Mon "premier" n'est pas la Grande Muette, car elle ne manque pas de porte-voix, entre ses syndicats proprement dits, et ses parents d'élèves "maison", dont une bonne part sont des enseignants-parents d'élèves. Le conformisme est garanti.

Mon second est cette masse d'environ 150 à 180.000 élèves, qui arrivés au terme de la scolarité obligatoire(16 ans) ne disposent que d'un savoir rudimentaire, en grande partie effacé par le passage par l'adolescence. En tout cas insuffisant pour une intégration dans le monde du travail. Dont tout indique qu'ils ne l'aiment pas. Que faire de ces élèves décevants? Rien. C'est d'ailleurs ce qu'eux demandent, qu'on les laisse en paix.

C'est là que l'État intervient, car c'est son rôle. Ces jeunes en échec scolaire, en échec en tant de futurs adultes, feront les bataillons d'éternels chômeurs, à la charge de leur famille, et l'ennui les exposera à s'intégrer dans des réseaux de trafic de drogue, qui leur apportera de l'argent facile, ou des bandes plus agressives s'essayant à une délinquance offensive. Ils deviendront "connus des services de police", et aussi du personnel pénitentiaire. Combien de temps mettront-ils à se calmer, à accepter de se ranger dans le monde "normal"? "Un certain temps!"

À l'articulation entre la sortie de l'enfance et l'entrée dans l'adolescence, il y a un créneau étroit où peut intervenir une autre action. Le retard scolaire, le plus souvent par indifférence, par défaut de stimulation par l'environnement familial, est déjà repéré, connu. C'était à ce moment précis que les élèves scolarisés jusqu'à 14 ans quittaient l'école primaire pour un apprentissage dans un atelier ou une usine proche du domicile. La professionnalisation, un petit gain servant parfois à arrondir le revenu familial, préparaient l'intégration dans la société des adultes. 

Si une telle solution est impossible de nos jours, le phénomène naturel qui transforme les enfants en adultes existe toujours, et l'âge de survenue est même un peu avancé, probablement par l'effet de la qualité de vie, qui s'est améliorée en soixante ans. Le passage diminue la disponibilité de l'enfant. Ce qui se passe dans son corps n'est pas sans souffrance, ne serait-ce que par la pression de la société à ses divers niveaux d'organisation, la famille, l'école, à coup sûr.

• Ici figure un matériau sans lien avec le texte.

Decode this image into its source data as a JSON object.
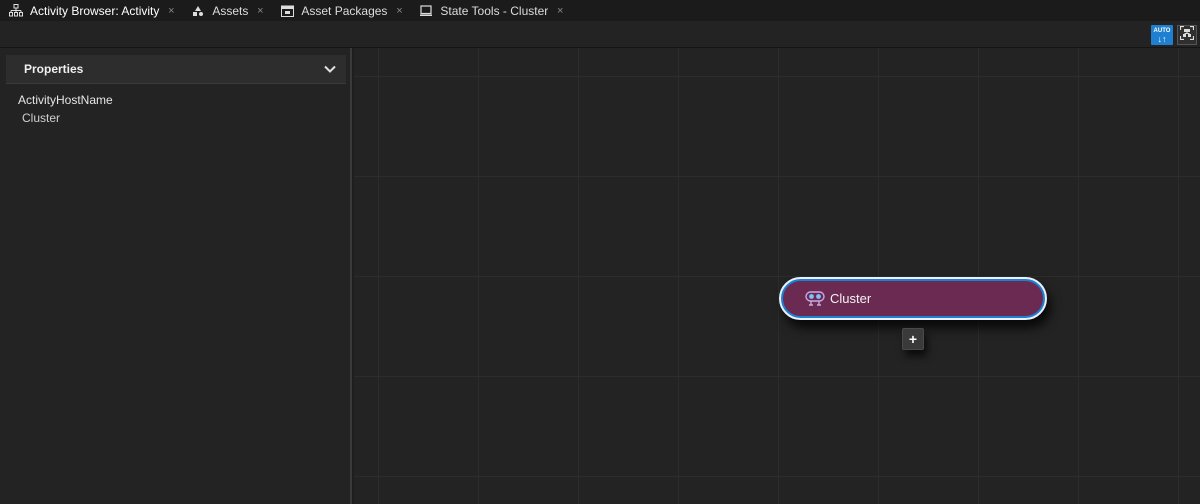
{
  "tabs": [
    {
      "label": "Activity Browser: Activity",
      "icon": "hierarchy-icon",
      "active": true
    },
    {
      "label": "Assets",
      "icon": "assets-icon",
      "active": false
    },
    {
      "label": "Asset Packages",
      "icon": "package-icon",
      "active": false
    },
    {
      "label": "State Tools - Cluster",
      "icon": "monitor-icon",
      "active": false
    }
  ],
  "tab_close_glyph": "×",
  "toolbar": {
    "auto_label": "AUTO",
    "auto_arrows": "↓↑",
    "auto_icon": "auto-layout-icon",
    "fit_icon": "fit-view-icon"
  },
  "properties": {
    "title": "Properties",
    "collapse_icon": "chevron-down-icon",
    "name": "ActivityHostName",
    "value": "Cluster"
  },
  "graph": {
    "node_label": "Cluster",
    "node_icon": "cluster-icon",
    "add_label": "+"
  },
  "colors": {
    "accent": "#1f7fd0",
    "node_fill": "#6b2a52",
    "background": "#232323"
  }
}
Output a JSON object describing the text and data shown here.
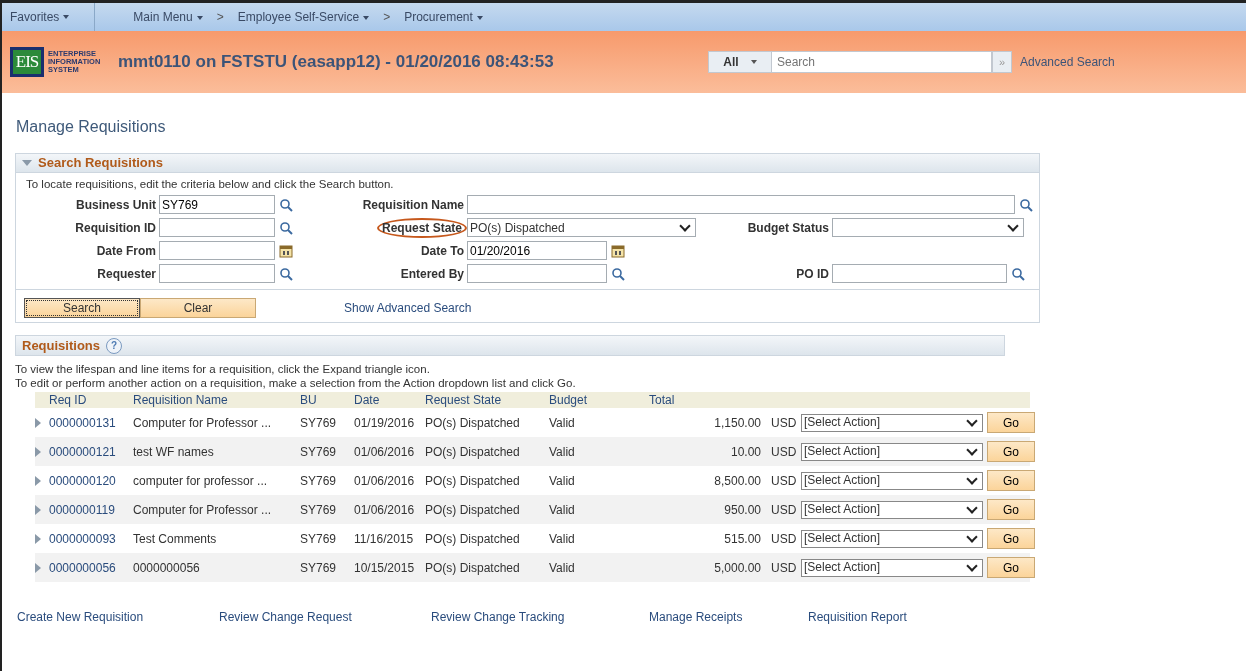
{
  "nav": {
    "favorites": "Favorites",
    "breadcrumbs": [
      "Main Menu",
      "Employee Self-Service",
      "Procurement"
    ],
    "separators": [
      ">",
      ">"
    ]
  },
  "header": {
    "logo_mark": "EIS",
    "logo_lines": [
      "ENTERPRISE",
      "INFORMATION",
      "SYSTEM"
    ],
    "title": "mmt0110 on FSTSTU (easapp12) - 01/20/2016 08:43:53",
    "search_scope": "All",
    "search_placeholder": "Search",
    "search_go": "»",
    "advanced_search": "Advanced Search"
  },
  "page_title": "Manage Requisitions",
  "search_panel": {
    "title": "Search Requisitions",
    "expanded": true,
    "instructions": "To locate requisitions, edit the criteria below and click the Search button.",
    "rows": [
      [
        {
          "label": "Business Unit",
          "value": "SY769",
          "kind": "lookup",
          "highlighted": false
        },
        {
          "label": "Requisition Name",
          "kind": "lookup",
          "highlighted": false
        }
      ],
      [
        {
          "label": "Requisition ID",
          "kind": "lookup",
          "highlighted": false
        },
        {
          "label": "Request State",
          "value": "PO(s) Dispatched",
          "kind": "select",
          "highlighted": true
        },
        {
          "label": "Budget Status",
          "kind": "select",
          "highlighted": false
        }
      ],
      [
        {
          "label": "Date From",
          "kind": "date",
          "highlighted": false
        },
        {
          "label": "Date To",
          "value": "01/20/2016",
          "kind": "date",
          "highlighted": false
        }
      ],
      [
        {
          "label": "Requester",
          "kind": "lookup",
          "highlighted": false
        },
        {
          "label": "Entered By",
          "kind": "lookup",
          "highlighted": false
        },
        {
          "label": "PO ID",
          "kind": "lookup",
          "highlighted": false
        }
      ]
    ],
    "buttons": [
      "Search",
      "Clear"
    ],
    "advanced_link": "Show Advanced Search"
  },
  "requisitions": {
    "title": "Requisitions",
    "help": "?",
    "instructions": [
      "To view the lifespan and line items for a requisition, click the Expand triangle icon.",
      "To edit or perform another action on a requisition, make a selection from the Action dropdown list and click Go."
    ],
    "columns": [
      "Req ID",
      "Requisition Name",
      "BU",
      "Date",
      "Request State",
      "Budget",
      "Total"
    ],
    "rows": [
      {
        "req_id": "0000000131",
        "name": "Computer for Professor ...",
        "bu": "SY769",
        "date": "01/19/2016",
        "state": "PO(s) Dispatched",
        "budget": "Valid",
        "total": "1,150.00",
        "currency": "USD",
        "action": "[Select Action]",
        "go": "Go",
        "expanded": false
      },
      {
        "req_id": "0000000121",
        "name": "test WF names",
        "bu": "SY769",
        "date": "01/06/2016",
        "state": "PO(s) Dispatched",
        "budget": "Valid",
        "total": "10.00",
        "currency": "USD",
        "action": "[Select Action]",
        "go": "Go",
        "expanded": false
      },
      {
        "req_id": "0000000120",
        "name": "computer for professor ...",
        "bu": "SY769",
        "date": "01/06/2016",
        "state": "PO(s) Dispatched",
        "budget": "Valid",
        "total": "8,500.00",
        "currency": "USD",
        "action": "[Select Action]",
        "go": "Go",
        "expanded": false
      },
      {
        "req_id": "0000000119",
        "name": "Computer for Professor ...",
        "bu": "SY769",
        "date": "01/06/2016",
        "state": "PO(s) Dispatched",
        "budget": "Valid",
        "total": "950.00",
        "currency": "USD",
        "action": "[Select Action]",
        "go": "Go",
        "expanded": false
      },
      {
        "req_id": "0000000093",
        "name": "Test Comments",
        "bu": "SY769",
        "date": "11/16/2015",
        "state": "PO(s) Dispatched",
        "budget": "Valid",
        "total": "515.00",
        "currency": "USD",
        "action": "[Select Action]",
        "go": "Go",
        "expanded": false
      },
      {
        "req_id": "0000000056",
        "name": "0000000056",
        "bu": "SY769",
        "date": "10/15/2015",
        "state": "PO(s) Dispatched",
        "budget": "Valid",
        "total": "5,000.00",
        "currency": "USD",
        "action": "[Select Action]",
        "go": "Go",
        "expanded": false
      }
    ]
  },
  "footer_links": [
    "Create New Requisition",
    "Review Change Request",
    "Review Change Tracking",
    "Manage Receipts",
    "Requisition Report"
  ]
}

Mon quatrième, les entreprises, sont réticentes à prendre en charge la "réparation" de ces élèves en échec scolaire et devenant inaccessibles en période pubertaire. Substituer leur autorité à celle de l'école et des familles est à l'opposé de leur intérêt, de l'objet de leur existence. D'ailleurs, du côté des familles, elle ne peuvent attendre aucun soutien. Elles aussi, ces familles, vivent comme une blessure d'amour propre l'échec de leur enfant. La fonction de l'école semble dans leur esprit déconnectée du futur, qui va faire de l'enfant un adulte.

Le devoir de l'État est d'arbitrer entre les réserves des uns et des autres, de faire en sorte qu'elles ne s'annulent pas réciproquement, et qu'il y ait une issue. C'est pourquoi, par la voix du Ministre affecté à cette tâche, il propose le développement de la formation en alternance pour ces élèves inadaptés à l'école (et réciproquement), leur permettant d'apprendre les bases d'un métier, et de compléter leur outillage intellectuel, éventuellement ciblé sur leurs besoins nouveaux. C'est important, car, passée la crise, certains auront envie de reprendre leurs études, et ce qu'ils n'auront pas oublié leur sera bien utile. 

Actuellement, la scolarité obligatoire se termine à 16 ans, et pour la plupart, elle correspond à la classe de troisième, celle qui se conclut par le brevet des collèges. Le voeu de l'État, c'est que la formation en alternance puisse être proposée dès la classe de quatrième (l'ordre des classes est inverse de celui du temps). Les enseignants se vexent. Tout en rejetant, dans l'intimité, ces élèves dont ils ne tirent rien, ils vivent cette proposition ferme comme un désaveu. Le idéologues invoquent une hypothétique "égalité des chances". Ne résulterait-elle pas, justement, d'un effort ciblé et pramatique?